COVID-19 Slide: Students Adapt to the Shifts in Learning Environment


Victoria LaRocca

Spanish Teacher Rachel Ferguson helps a student with a problem in her Spanish 2 class.

Annalia Escalante, Arts & Entertainment Editor

After a long period of abnormal learning around the U.S., students and educators are faced with the ‘Covid Slide’ after returning to in-person learning.

The ‘Covid Slide’ is similar to the ‘Summer Slide’, which is the setback that students face when they return back to school from summer break.

“I think students are doing their best at recalling the knowledge they learned last year, but there has been a lot of information from last year that just didn’t quite stick,” said math teacher Dylan Beckford. “I have seen kids really struggling already so it has been very difficult for them.”

One of the main issues that seems to be tackling students is the recollection of lessons from previous classes. Online classes caused a variety of disruptions for learning, which are catching up to students now.

“I am struggling in physics,” said junior Madi Welker. “Last year I took chemistry, but I did not have any motivation to learn last year. Physics is the second part of chemistry, and it is hard to learn more, when I don’t have any knowledge to begin with.”

Educators are being faced with the challenge of figuring out how to adapt to the needs of students while making sure that they are still covering the required curriculum. 

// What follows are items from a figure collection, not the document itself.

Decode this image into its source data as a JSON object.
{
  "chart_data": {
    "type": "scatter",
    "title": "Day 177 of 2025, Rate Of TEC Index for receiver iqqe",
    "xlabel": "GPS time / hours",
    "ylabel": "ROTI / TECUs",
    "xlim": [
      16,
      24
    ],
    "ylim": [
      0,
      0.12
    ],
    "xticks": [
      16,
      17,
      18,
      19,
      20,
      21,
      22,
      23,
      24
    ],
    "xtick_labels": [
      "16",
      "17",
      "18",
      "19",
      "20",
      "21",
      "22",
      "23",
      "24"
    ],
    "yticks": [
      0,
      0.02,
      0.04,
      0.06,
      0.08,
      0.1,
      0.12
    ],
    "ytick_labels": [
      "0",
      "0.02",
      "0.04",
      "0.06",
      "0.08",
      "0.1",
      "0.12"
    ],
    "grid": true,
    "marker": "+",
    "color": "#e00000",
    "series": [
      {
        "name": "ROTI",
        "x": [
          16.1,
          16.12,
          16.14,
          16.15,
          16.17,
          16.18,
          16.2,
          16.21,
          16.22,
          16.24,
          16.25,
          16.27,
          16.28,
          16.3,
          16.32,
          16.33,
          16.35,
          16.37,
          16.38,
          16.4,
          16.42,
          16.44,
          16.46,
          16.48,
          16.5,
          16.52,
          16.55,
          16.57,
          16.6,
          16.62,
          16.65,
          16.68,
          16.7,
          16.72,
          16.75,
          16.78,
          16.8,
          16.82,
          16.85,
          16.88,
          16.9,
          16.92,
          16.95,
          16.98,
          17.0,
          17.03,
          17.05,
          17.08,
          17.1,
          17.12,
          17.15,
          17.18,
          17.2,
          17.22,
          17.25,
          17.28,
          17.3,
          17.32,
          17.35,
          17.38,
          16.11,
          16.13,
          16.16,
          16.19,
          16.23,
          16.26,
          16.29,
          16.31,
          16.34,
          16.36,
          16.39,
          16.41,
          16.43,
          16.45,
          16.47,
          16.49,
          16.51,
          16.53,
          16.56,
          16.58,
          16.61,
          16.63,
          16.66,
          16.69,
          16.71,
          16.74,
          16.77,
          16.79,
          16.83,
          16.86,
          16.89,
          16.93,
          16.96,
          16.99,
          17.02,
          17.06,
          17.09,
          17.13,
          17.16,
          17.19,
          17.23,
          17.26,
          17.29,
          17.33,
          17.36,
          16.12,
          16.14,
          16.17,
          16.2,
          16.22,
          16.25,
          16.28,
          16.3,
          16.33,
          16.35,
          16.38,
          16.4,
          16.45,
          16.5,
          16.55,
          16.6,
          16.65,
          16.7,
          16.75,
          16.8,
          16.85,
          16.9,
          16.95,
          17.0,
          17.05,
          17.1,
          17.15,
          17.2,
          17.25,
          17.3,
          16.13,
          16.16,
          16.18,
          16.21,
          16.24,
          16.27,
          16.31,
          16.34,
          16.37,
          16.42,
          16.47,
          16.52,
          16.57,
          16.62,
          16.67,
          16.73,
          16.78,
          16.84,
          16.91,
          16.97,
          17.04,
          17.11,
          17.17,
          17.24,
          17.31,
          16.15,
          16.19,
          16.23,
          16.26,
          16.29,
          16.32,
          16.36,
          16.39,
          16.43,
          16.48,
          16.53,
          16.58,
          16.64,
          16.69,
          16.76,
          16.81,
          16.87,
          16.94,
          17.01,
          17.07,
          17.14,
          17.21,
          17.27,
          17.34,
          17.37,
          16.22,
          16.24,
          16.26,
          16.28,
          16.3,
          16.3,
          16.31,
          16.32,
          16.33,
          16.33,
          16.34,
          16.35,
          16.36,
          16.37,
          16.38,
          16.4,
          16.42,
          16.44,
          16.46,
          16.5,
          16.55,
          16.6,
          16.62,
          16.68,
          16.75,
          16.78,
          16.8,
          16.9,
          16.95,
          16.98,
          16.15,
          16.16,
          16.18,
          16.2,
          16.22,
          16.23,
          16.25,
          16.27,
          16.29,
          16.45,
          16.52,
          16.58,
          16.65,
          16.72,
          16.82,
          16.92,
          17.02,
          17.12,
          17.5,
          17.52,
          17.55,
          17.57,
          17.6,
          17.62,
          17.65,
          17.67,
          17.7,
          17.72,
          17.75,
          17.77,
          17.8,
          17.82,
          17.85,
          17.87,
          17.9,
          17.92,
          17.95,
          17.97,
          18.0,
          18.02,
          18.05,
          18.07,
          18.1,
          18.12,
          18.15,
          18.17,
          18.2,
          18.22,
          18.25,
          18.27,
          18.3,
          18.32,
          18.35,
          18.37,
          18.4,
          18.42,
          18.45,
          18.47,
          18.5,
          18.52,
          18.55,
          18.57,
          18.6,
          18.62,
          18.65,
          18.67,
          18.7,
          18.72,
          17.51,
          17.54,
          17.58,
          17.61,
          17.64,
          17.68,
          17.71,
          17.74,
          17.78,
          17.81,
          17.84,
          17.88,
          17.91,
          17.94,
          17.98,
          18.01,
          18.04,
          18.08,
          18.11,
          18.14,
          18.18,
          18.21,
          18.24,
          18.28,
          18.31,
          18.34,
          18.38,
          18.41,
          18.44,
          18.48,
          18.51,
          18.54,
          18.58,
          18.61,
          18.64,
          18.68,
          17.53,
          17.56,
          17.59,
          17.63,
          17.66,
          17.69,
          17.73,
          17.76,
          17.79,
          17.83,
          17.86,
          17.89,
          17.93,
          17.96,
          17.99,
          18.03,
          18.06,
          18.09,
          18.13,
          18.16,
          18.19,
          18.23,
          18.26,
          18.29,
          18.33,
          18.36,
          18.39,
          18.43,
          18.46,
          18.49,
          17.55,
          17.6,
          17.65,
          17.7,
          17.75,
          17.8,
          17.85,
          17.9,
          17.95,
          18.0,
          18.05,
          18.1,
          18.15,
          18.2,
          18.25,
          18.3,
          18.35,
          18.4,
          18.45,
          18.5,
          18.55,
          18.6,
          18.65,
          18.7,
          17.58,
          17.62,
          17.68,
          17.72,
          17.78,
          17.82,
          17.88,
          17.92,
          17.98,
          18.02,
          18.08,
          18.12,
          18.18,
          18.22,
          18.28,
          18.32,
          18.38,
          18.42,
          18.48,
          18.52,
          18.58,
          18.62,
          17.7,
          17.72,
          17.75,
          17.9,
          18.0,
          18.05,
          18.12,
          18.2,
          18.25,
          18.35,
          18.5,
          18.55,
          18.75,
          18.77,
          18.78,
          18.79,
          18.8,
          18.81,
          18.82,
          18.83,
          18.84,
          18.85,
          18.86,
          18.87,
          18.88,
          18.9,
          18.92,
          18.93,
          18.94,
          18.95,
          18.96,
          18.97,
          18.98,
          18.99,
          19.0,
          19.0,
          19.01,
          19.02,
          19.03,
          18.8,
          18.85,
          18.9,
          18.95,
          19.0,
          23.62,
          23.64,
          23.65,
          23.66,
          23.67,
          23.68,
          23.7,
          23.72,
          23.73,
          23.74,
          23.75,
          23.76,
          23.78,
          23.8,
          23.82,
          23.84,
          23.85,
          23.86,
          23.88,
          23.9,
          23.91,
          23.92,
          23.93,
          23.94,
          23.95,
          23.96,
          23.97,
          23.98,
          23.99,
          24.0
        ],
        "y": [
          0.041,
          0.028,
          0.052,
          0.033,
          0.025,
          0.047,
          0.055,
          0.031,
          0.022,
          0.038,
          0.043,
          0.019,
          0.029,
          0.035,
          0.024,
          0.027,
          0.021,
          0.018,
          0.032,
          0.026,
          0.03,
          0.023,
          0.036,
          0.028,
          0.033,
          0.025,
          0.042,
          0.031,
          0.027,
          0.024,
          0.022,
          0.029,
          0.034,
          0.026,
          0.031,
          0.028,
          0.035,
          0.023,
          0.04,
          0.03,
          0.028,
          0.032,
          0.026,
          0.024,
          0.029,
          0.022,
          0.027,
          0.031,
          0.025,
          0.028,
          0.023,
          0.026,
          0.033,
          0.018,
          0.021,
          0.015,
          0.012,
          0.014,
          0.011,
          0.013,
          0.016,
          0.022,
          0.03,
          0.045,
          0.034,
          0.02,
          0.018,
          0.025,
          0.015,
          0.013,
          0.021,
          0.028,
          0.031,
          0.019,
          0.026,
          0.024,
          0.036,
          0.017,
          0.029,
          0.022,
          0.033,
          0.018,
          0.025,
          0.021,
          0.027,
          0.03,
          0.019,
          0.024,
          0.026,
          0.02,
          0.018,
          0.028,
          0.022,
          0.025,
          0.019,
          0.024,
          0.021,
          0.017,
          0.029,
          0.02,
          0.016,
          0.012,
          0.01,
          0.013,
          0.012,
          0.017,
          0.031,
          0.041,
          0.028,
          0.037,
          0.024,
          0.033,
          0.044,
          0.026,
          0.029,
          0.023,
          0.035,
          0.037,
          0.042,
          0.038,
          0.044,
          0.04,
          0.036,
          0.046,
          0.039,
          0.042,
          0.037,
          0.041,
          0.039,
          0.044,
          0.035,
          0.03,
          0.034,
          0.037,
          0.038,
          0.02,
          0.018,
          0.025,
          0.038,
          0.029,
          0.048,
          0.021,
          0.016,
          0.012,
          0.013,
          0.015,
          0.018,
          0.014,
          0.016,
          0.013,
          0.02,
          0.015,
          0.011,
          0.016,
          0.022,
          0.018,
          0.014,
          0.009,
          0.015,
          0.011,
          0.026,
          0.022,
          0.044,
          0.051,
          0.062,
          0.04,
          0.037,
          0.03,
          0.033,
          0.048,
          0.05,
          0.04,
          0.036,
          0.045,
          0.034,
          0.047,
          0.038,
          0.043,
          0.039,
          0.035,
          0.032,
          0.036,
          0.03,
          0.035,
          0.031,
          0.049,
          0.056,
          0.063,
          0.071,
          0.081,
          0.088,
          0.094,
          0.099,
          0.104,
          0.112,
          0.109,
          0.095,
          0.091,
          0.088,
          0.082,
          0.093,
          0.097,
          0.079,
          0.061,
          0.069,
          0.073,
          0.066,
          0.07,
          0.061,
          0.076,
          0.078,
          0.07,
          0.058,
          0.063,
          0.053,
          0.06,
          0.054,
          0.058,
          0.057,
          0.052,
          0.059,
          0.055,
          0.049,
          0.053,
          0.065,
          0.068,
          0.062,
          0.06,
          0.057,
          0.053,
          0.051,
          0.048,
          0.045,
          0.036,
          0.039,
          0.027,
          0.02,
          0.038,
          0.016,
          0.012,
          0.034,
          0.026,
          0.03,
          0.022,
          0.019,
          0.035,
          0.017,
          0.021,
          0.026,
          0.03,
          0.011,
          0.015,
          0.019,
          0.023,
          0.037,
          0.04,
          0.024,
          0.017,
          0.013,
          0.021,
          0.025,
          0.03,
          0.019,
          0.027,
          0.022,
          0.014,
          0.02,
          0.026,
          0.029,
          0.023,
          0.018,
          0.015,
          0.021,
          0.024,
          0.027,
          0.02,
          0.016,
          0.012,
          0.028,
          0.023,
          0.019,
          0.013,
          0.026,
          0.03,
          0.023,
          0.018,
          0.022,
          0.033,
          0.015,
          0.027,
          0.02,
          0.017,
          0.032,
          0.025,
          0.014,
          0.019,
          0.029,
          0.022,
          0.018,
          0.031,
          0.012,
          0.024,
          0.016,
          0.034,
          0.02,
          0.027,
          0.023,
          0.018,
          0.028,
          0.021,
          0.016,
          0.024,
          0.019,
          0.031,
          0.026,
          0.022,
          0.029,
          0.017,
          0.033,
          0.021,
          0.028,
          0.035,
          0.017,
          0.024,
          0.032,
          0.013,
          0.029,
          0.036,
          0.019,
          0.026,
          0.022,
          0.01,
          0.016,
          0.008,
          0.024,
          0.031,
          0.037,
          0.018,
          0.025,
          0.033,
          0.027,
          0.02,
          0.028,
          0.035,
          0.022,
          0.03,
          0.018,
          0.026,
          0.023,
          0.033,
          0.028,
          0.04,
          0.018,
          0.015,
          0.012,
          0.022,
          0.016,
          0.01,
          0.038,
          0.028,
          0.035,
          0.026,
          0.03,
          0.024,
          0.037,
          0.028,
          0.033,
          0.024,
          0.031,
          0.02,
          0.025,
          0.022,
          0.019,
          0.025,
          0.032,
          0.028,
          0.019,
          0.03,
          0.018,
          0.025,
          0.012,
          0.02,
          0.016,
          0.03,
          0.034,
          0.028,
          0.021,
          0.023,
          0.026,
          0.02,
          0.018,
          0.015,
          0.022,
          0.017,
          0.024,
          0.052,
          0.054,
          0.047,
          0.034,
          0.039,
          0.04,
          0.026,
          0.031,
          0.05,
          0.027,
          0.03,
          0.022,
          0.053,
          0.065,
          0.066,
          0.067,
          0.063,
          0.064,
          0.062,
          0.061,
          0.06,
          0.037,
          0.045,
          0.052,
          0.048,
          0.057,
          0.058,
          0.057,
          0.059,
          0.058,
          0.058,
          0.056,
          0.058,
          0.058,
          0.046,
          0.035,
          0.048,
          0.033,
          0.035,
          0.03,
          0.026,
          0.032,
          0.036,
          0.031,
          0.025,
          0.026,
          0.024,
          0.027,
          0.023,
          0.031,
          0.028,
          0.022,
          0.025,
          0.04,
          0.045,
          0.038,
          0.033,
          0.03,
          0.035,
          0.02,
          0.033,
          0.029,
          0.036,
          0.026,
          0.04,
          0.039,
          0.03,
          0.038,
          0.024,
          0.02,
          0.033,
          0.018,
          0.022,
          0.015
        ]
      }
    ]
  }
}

“We’ll move along as much as possible and learn as much content as we can. The goal is to help students understand what they need to, and help them get to where they need to be.”

— Rachel Ferguson, Spanish teacher

“Teaching Spanish online was very difficult,” said spanish teacher Rachel Ferguson. “I teach many upper level classes, and I’ve had to back us up. I think it’s important to make sure the kids understand the content, and we are not overwhelming them.”

Although educators may be trying different solutions, some students might not feel like there is any additional help towards getting students back on track. 

“I feel like the teachers have a little understanding, but at the same time they don’t,” Welker said. “I know we were all online last year, but they weren’t the ones at home with no motivation trying to learn and teach yourself.” 

The problem with catching students up from last year is that it takes away from what needs to be covered this year. This is where many educators are struggling because they have to find a balance between the two.

“I have definitely had to adapt the curriculum for students but I feel like we are getting back on track,” Beckford said. “One thing I found in my classes that is lacking from last year is the ability for students to factor.  So, I have had to take more time reviewing all the types of factoring and including it in the daily warm ups.”

Many teachers see this period as a time for them to keep encouraging their students, so that they are able to get back on track to resume learning like in previous years.

“We have some makeup work to do, and we know we might not be able to get everything completed this year,” Ferguson said. “We’ll move along as much as possible and learn as much content as we can. The goal is to help students understand what they need to, and help them get to where they need to be.”